Maybe that’s it. History. We have 400 years of it here. England has thousands!
I was watching a documentary on the Titanic. The captain’s last words might have been, “Be British!” Can you imagine someone saying, “Be American!” Americans tend not to take the inevitable stoically. We tend to fight until the bitter end. (Although there was an American Naval pilot in WWII who bemoaned his problems on the radio. He was told, “Shut up and die like an Aviator!”)
I find English syntax to be more stimulating than American syntax. They just seem to turn a better phrase.
Beer.
I find English women quite attractive. Not that there’s anything wrong with American women; just that English women (and Canadian women, and French women and Australian women, and Italian women) are a little more… something.
A sense of decorum.
You know the last company I worked for is headquartered in Nottingham?
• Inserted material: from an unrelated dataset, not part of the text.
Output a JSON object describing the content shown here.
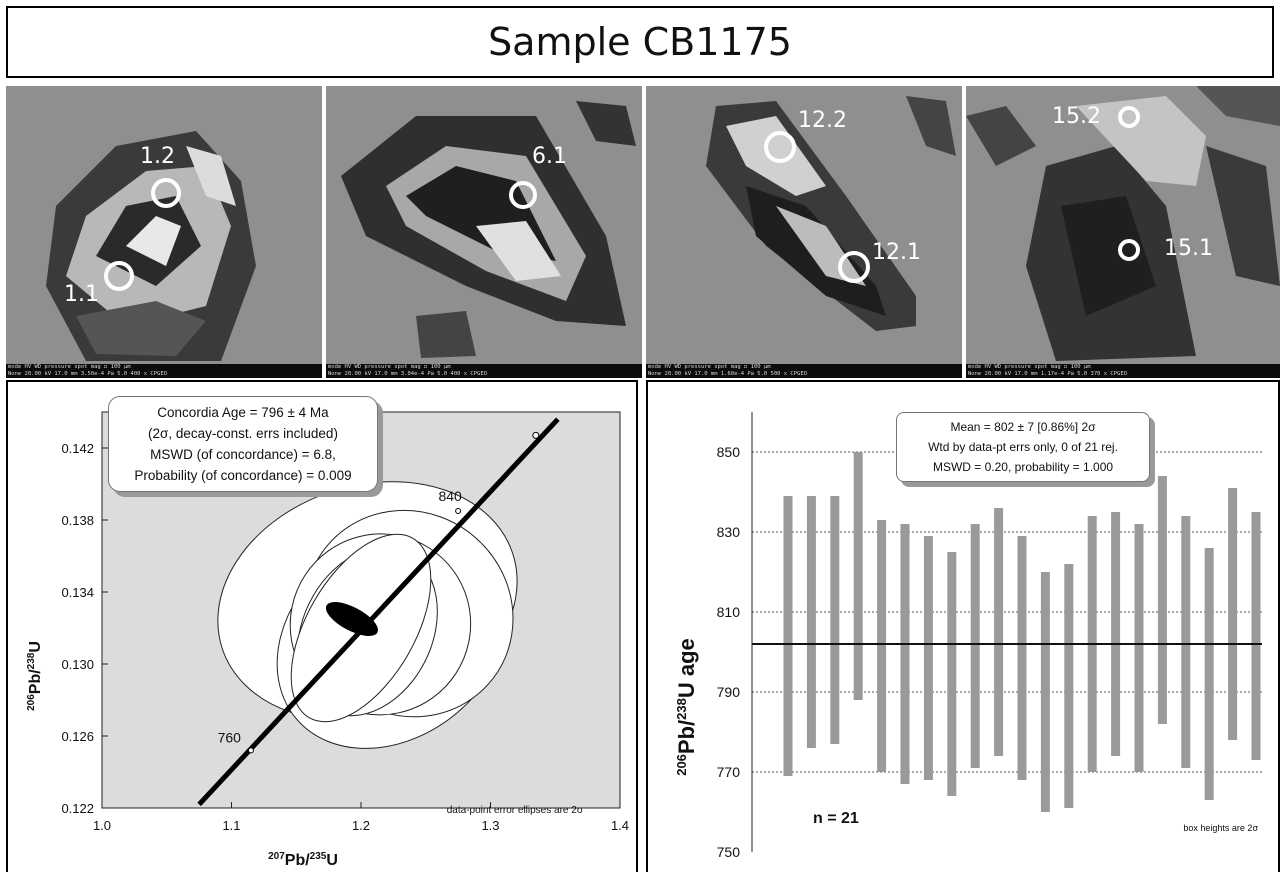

I’m reasonably young. Well, young at heart at any rate. I’m fairly intelligent. I have a wicked sense of humour. I’ve put "u"s in my words since I was a child. (More aesthetically pleasing that way.) I’m good at data analysis, and wouldn’t mind wearing a suit to work. I’m good looking. Well, I’m not bad looking. I mean, small children don’t hide behind their mothers’ skirts at my approach as I walk down the street. At least, not very often. I can fly a helicopter. Any English ladies interested?
No? Well, anyway; I’d still like to live in England.